Paris October 6 2022: Paris Club creditors reached out to China and India to coordinate Sri Lanka’s debt-restructuring talks, according to a person familiar with the matter, in an attempt to bring major global creditors together to rework the obligations of emerging economies.
The club, an informal group of mostly rich, western bilateral creditors, is awaiting a response from both countries after it sent an official request in late August to work together, said an official who declined to be identified because talks are continuing.
Coordinating on Sri Lanka may result in the formation of an official creditors committee or simply holding regular meetings to share information on debt treatment, the official said.
Sri Lanka’s presidency said it’s unaware of the efforts by the club. An Asian diplomat in Colombo, Sri Lanka’s capital, confirmed that the Paris Club had been in contact with the country’s non-Paris Club creditors. Chinese and Indian government officials weren’t available for comment on Wednesday due to public holidays.
The formation of an official creditors committee in which China and India agreed to work together with the Paris Club would help Sri Lanka secure a $2.9 billion bailout from the International Monetary Fund. The Washington-based lender announced a staff-level deal with the government last month, and needs assurances from creditors that they’re willing to negotiate a restructuring before its board can give final approval and start disbursing the much-needed funding.
Sri Lanka defaulted for the first time in May and aims to finalize debt-restructuring talks with international creditors by the second quarter of 2023. The government has said it will ensure transparency and equal treatment among creditors.
The Group of 20 leading economies has so far failed to reach a consensus to include middle-income countries, such as Sri Lanka, in its so-called Common Framework, a plan to reorganize loans owed by the world’s poorest nations that has been plagued by delays since its inception in 2020. Bringing major creditors China and India to the table would mark a new chapter in global efforts to jointly rework the debt of nations facing soaring financing costs that could trigger a slew of defaults.

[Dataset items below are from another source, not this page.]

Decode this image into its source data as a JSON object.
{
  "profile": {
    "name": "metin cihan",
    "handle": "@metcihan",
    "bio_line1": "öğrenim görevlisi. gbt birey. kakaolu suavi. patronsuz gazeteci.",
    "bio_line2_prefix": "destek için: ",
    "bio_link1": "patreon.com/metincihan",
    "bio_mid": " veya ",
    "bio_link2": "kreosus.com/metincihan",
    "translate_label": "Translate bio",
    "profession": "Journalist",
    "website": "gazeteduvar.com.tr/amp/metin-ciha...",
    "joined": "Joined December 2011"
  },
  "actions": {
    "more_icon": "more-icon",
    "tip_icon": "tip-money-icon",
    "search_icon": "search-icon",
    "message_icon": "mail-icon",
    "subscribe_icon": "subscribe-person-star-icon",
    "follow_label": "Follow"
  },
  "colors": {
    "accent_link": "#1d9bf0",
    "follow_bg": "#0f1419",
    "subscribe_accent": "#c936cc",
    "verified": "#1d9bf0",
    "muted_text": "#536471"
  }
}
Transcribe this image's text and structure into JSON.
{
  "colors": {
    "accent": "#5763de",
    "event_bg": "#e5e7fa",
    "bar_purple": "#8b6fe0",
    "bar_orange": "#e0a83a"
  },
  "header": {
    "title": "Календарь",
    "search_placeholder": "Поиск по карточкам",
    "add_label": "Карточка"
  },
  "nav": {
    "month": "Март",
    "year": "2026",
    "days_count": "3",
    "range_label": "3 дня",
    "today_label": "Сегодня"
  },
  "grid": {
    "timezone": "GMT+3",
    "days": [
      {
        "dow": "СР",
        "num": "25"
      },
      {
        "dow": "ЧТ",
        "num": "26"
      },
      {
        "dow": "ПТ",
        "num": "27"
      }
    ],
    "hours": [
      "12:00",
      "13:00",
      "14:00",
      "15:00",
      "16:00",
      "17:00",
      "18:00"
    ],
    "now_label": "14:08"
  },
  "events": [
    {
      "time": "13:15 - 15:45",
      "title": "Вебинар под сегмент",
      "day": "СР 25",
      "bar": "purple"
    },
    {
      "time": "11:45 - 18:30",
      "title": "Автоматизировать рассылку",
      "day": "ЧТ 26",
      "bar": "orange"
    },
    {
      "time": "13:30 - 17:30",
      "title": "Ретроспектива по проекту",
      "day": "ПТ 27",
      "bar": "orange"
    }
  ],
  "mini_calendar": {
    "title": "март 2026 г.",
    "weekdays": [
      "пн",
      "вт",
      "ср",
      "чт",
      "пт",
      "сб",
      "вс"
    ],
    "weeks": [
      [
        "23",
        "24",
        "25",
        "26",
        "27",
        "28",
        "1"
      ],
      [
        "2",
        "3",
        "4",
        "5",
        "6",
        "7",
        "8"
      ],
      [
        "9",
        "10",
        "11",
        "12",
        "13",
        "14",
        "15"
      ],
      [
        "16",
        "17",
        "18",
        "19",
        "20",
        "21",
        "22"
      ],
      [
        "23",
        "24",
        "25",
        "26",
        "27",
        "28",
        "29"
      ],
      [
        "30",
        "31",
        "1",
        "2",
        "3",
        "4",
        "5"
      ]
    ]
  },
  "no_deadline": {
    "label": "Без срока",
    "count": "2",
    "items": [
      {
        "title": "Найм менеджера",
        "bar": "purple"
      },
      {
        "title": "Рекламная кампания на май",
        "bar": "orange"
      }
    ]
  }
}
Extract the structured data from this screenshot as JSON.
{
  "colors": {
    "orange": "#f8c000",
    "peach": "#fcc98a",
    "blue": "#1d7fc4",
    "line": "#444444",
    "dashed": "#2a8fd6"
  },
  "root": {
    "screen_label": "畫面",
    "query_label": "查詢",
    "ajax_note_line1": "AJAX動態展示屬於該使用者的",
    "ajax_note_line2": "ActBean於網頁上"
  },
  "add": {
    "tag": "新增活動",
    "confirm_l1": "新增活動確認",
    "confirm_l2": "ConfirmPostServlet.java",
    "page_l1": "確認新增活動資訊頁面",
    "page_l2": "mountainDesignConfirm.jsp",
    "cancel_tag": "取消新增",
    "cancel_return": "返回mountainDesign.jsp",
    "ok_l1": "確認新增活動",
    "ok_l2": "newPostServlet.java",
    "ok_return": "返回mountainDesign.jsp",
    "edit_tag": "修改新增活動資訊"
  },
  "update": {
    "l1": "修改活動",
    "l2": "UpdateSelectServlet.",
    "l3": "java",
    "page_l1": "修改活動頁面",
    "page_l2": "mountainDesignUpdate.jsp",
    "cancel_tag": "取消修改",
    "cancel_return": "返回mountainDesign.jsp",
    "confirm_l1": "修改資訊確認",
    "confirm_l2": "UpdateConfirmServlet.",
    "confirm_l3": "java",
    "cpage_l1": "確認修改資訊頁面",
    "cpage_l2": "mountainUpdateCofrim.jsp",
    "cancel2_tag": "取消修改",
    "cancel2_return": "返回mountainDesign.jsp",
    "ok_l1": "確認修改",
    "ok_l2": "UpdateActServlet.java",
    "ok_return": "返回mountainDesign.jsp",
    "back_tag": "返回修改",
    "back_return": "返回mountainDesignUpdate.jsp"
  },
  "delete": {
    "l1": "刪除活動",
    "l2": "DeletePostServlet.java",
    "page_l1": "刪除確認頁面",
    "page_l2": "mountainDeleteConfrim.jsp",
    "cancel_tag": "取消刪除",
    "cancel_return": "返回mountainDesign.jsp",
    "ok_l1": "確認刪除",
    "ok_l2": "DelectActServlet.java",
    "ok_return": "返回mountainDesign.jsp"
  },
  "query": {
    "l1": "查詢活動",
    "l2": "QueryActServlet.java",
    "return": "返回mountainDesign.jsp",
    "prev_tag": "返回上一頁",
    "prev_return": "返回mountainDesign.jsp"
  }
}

Sri Lanka’s President Ranil Wickremesinghe said in Parliament on Thursday the country has initiated debt restructuring talks with Beijing and will hold further discussions after the Chinese Communist Party’s congress, scheduled for later this month. Sri Lanka is also in discussions with India, the president said, adding that his government will hold negotiations with bond holders following official creditor talks.
Sri Lanka’s 7.55% 2030 dollar bond was indicated edging 0.1 cents higher to 24.7 cents on the dollar, still close to a record low set in July. The Sri Lankan rupee gained 0.2% to 364.5 per dollar.
China’s Support
Convincing China, the world’s largest official bilateral creditor, to work with the Paris Club would be especially important for developing countries, which have taken tens of billions of dollars of loans from Beijing over the past two decades to build everything from roads and bridges to soccer stadiums and presidential villas.
Sri Lanka has about $50 billion in foreign currency debt, of which about $10 billion is mainly split between China, Japan and India, according to government data as of December. Japan is part of the Paris Club.
Last month, the Paris Club reiterated its willingness to coordinate with non-Paris Club official bilateral creditors “to provide the necessary financing assurances in a timely manner.”
As a middle-income country, Sri Lanka wasn’t included among nations that could suspend bilateral debt payments that the G-20 agreed to in 2020 to provide relief during the Covid-19 pandemic. The Common Framework is an extension of that initiative and is being used by Zambia, Chad and Ethiopia as a mechanism to restructure their loans.
Zambia Model
In Zambia’s case, it took about seven months from a staff-level agreement until official bilateral creditors formally communicated their willingness to rework the southern African nation’s debts.
The framework may provide a model for Sri Lanka in its debt overhaul by bringing bilateral creditors around the same negotiating table. That would prevent suspicions often prevalent in sovereign-debt restructurings that one creditor is getting a better deal than others.
“When you moved from a negotiating framework that involved simply Paris Club and commercial creditor representative committees and you added the non-Paris Club bilaterals — China — it became three-dimensional chess,” Lee Buchheit, a veteran of two dozen debt restructurings who’s been consulted by the Sri Lankan government, said in a Sept. 14 webinar. “I can’t see any policy reason why a middle-income country could not attempt on an ad-hoc basis to replicate the common framework approach to negotiation.”